A zoo, just like he’d thought when he woke up. But who in the hell would want a duck? He had always hated ducks…stinky, vile, bug-ridden things that they were. “So you make a habit of bringing drunk men home with you?” He knew he had her there, even if he ignored the fact that his question apparently made her uncomfortable.
“Well…not exactly, but…”
“How many times have you taken drunk men home with you?” There was no way he was dropping this subject, watching her squirm was too much fun. Besides, there had to be some other explanation for her helping him. People didn’t just help other people for no reason, unless said people were the slayer and her merry band of Scoobies. “Or am I the first? Lonely girl sees an attractive fellow alone and drunk, then takes him home with her hopin’ for a little…”
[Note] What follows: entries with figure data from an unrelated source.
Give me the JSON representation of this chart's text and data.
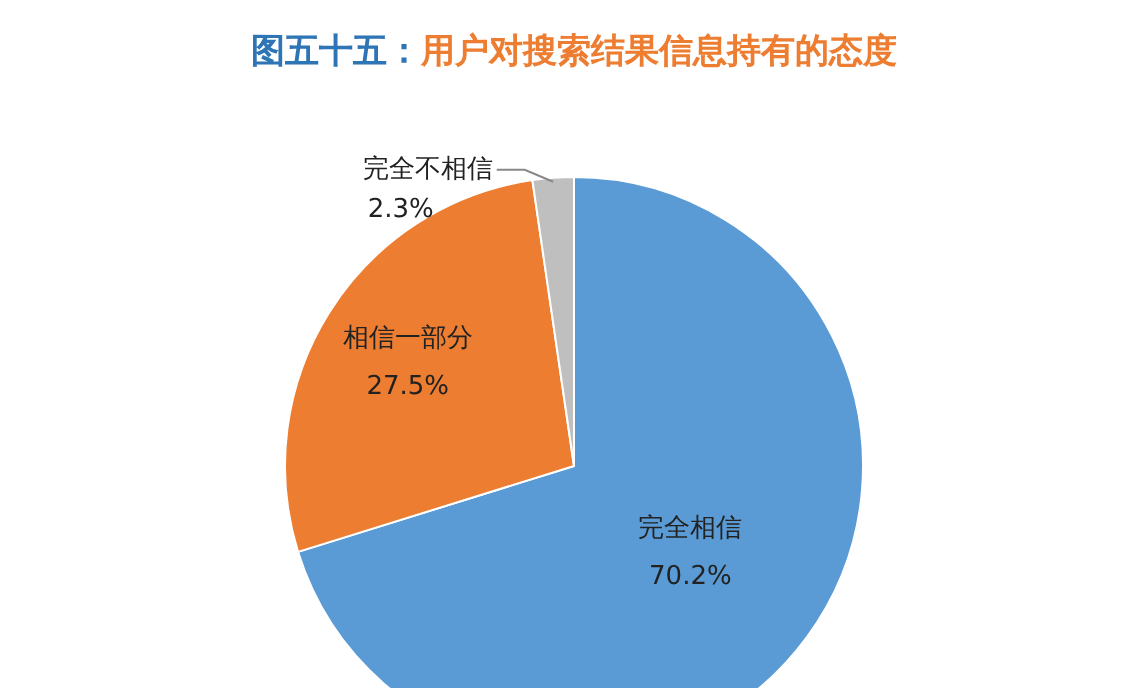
{
  "chart_data": {
    "type": "pie",
    "title": "图五十五：用户对搜索结果信息持有的态度",
    "categories": [
      "完全相信",
      "相信一部分",
      "完全不相信"
    ],
    "values": [
      70.2,
      27.5,
      2.3
    ],
    "value_labels": [
      "70.2%",
      "27.5%",
      "2.3%"
    ],
    "colors": [
      "#5b9bd5",
      "#ed7d31",
      "#bfbfbf"
    ],
    "legend": false
  }
}
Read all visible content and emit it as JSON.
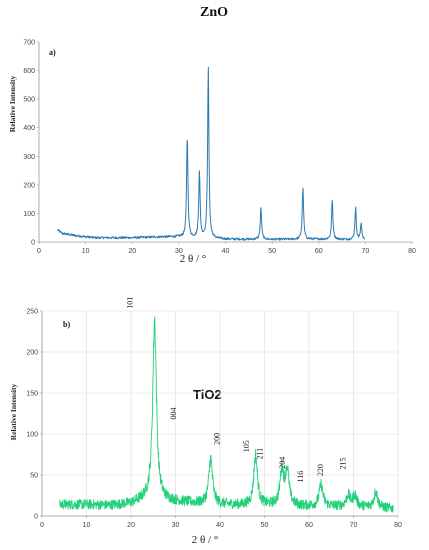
{
  "chart_data": [
    {
      "type": "line",
      "title": "ZnO",
      "panel_label": "a)",
      "xlabel": "2 θ / °",
      "ylabel": "Relative Intensity",
      "xlim": [
        0,
        80
      ],
      "ylim": [
        0,
        700
      ],
      "x_ticks": [
        0,
        10,
        20,
        30,
        40,
        50,
        60,
        70,
        80
      ],
      "y_ticks": [
        0,
        100,
        200,
        300,
        400,
        500,
        600,
        700
      ],
      "grid": false,
      "color": "#2a7ab0",
      "baseline": [
        [
          4,
          42
        ],
        [
          5,
          30
        ],
        [
          8,
          22
        ],
        [
          12,
          15
        ],
        [
          20,
          15
        ],
        [
          26,
          18
        ],
        [
          30,
          18
        ],
        [
          34,
          14
        ],
        [
          40,
          10
        ],
        [
          50,
          9
        ],
        [
          60,
          10
        ],
        [
          70,
          8
        ]
      ],
      "peaks": [
        {
          "x": 31.8,
          "y": 365
        },
        {
          "x": 34.4,
          "y": 250
        },
        {
          "x": 36.3,
          "y": 600
        },
        {
          "x": 47.6,
          "y": 118
        },
        {
          "x": 56.6,
          "y": 190
        },
        {
          "x": 62.9,
          "y": 147
        },
        {
          "x": 67.9,
          "y": 118
        },
        {
          "x": 69.1,
          "y": 65
        }
      ]
    },
    {
      "type": "line",
      "panel_label": "b)",
      "series_label": "TiO2",
      "xlabel": "2 θ / °",
      "ylabel": "Relative Intensity",
      "xlim": [
        0,
        80
      ],
      "ylim": [
        0,
        250
      ],
      "x_ticks": [
        0,
        10,
        20,
        30,
        40,
        50,
        60,
        70,
        80
      ],
      "y_ticks": [
        0,
        50,
        100,
        150,
        200,
        250
      ],
      "grid": true,
      "color": "#22d07a",
      "baseline": [
        [
          4,
          14
        ],
        [
          10,
          14
        ],
        [
          15,
          13
        ],
        [
          20,
          15
        ],
        [
          23,
          20
        ],
        [
          30,
          18
        ],
        [
          36,
          15
        ],
        [
          45,
          13
        ],
        [
          52,
          13
        ],
        [
          58,
          12
        ],
        [
          65,
          12
        ],
        [
          72,
          11
        ],
        [
          79,
          9
        ]
      ],
      "peaks": [
        {
          "x": 25.3,
          "y": 240
        },
        {
          "x": 37.9,
          "y": 70
        },
        {
          "x": 48.0,
          "y": 74
        },
        {
          "x": 53.9,
          "y": 55
        },
        {
          "x": 55.1,
          "y": 55
        },
        {
          "x": 62.7,
          "y": 38
        },
        {
          "x": 68.8,
          "y": 25
        },
        {
          "x": 70.3,
          "y": 25
        },
        {
          "x": 75.0,
          "y": 30
        }
      ],
      "reflections": [
        {
          "label": "101",
          "x": 20.3,
          "y": 260
        },
        {
          "label": "004",
          "x": 30.1,
          "y": 125
        },
        {
          "label": "200",
          "x": 39.9,
          "y": 94
        },
        {
          "label": "105",
          "x": 46.5,
          "y": 85
        },
        {
          "label": "211",
          "x": 49.5,
          "y": 76
        },
        {
          "label": "204",
          "x": 54.6,
          "y": 65
        },
        {
          "label": "116",
          "x": 58.7,
          "y": 48
        },
        {
          "label": "220",
          "x": 63.2,
          "y": 56
        },
        {
          "label": "215",
          "x": 68.2,
          "y": 64
        }
      ]
    }
  ]
}
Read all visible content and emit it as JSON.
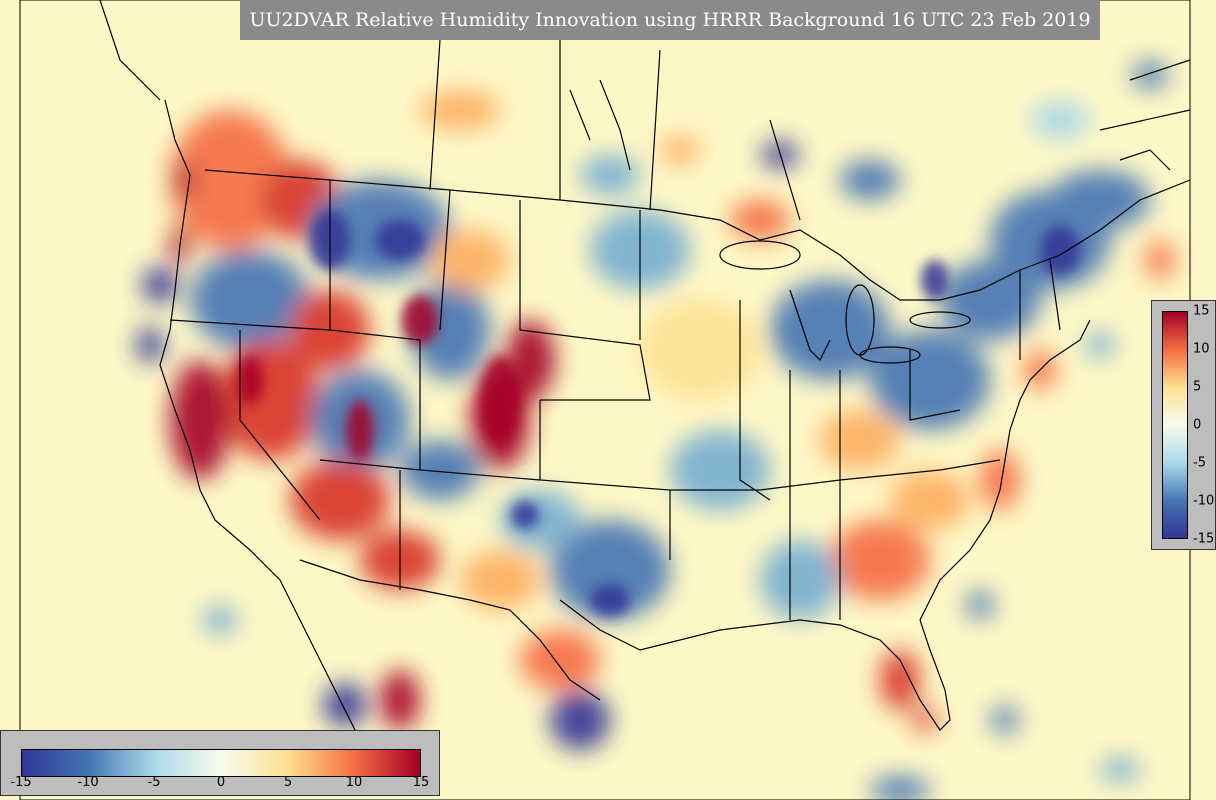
{
  "title": "UU2DVAR Relative Humidity Innovation using HRRR Background 16 UTC 23 Feb 2019",
  "colorbar": {
    "min": -15,
    "max": 15,
    "vertical_ticks": [
      "15",
      "10",
      "5",
      "0",
      "-5",
      "-10",
      "-15"
    ],
    "horizontal_ticks": [
      "-15",
      "-10",
      "-5",
      "0",
      "5",
      "10",
      "15"
    ],
    "colors": {
      "dark_blue": "#313695",
      "mid_blue": "#4575b4",
      "light_blue": "#abd9e9",
      "near_zero": "#f7fbef",
      "light_yellow": "#fee090",
      "orange": "#f46d43",
      "dark_red": "#a50026"
    }
  },
  "map": {
    "background": "#fdf7c6",
    "border_color": "#000000"
  }
}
Her mouth opened briefly, then closed, twisting into a wry smile. “Yup, there’s something about a guy who’s passed out and drooling on himself that just turns me on. And then throw in the fact that he’s too drunk to walk, starts stripping as soon as he steps foot in my house, passes out in my bed mumbling the name ‘Bunny’ and tries to stick his hand between my legs while I clean his own dried blood off of him…man, that just gets me sooo hot!” She stood up and glared at him. “Oh yeah, and just in case you ever come here again,” she pointed across the den to what appeared to be a wet bar, “that is where I keep my liquor. What you drank from the other night was one of the dogs’ water bowls.”
“I didn’t…”
She nodded curtly. “That was just one of the many charming things you did during your stay here.” She walked past him and started out of the room, then turned halfway back toward him when he got up to follow her. “I don’t know who screwed you over so bad that you can’t believe someone would actually have any compassion for you, but you need to get over it.”
The cocky smirk left his face, and he had an unexpected desire to smack his host. “People don’t do things like this unless-”
“Believe what you want, but I’m done with this conversation,” Mia told him with a loud huff. “Unfortunately, since I don’t have an underground tunnel out of my house, you’re stuck here till sundown, so make yourself at home.”
Spike scowled at her back as she started up the stairs. “Where’re you goin’?”
“Somewhere you aren’t,” she told him, without turning around. “I told you I’m done with this conversation, but you don’t seem inclined to drop it. So if you’re going to accuse me of having ulterior motives for helping you, you can do it alone.”
“Then tell me the real reason you brought me here.” He wasn’t surprised when she stopped at the top of the stairs and turned around to face him, but the way she looked at him - the way she seemed to stare right through him, with a strange mixture of understanding and commiseration - startled him like nothing had in a long time.
Her voice was softer when she spoke. “If you want me to give you a ride somewhere when it’s safe for you to leave, let me know. I’d be more than happy to do it.” She paused briefly and sighed. “If not, you can stop by next Friday and pick up your coat. My dry cleaner said they’ll have it back to me then, at the latest.”
His coat. His beloved leather duster…which now had holes in it thanks to one of her dogs. At least she had the decency to pay to have it fixed. Even though she had already disappeared from sight, he asked, “And just what the bleeding hell am I supposed to do till sundown?”
When she answered, her voice was only just loud enough for him to hear. “I told you to make yourself at home, but if you want a suggestion, I’d start with some Listerine.”
As the last word came out of her mouth, he heard her bedroom door close with a little more force than was necessary, leaving no more room for discussion.
Looking around the room, he sighed. Stranded for at least four hours. With three dogs, a handful of cats, other various creatures he couldn’t remember, and some kittens, one of which was now crawling up his leg. Definitely not on the list of things he wanted to do before he ended up in a dustbuster.
But he’d survive it…as long as he didn’t have to deal with that bloody duck.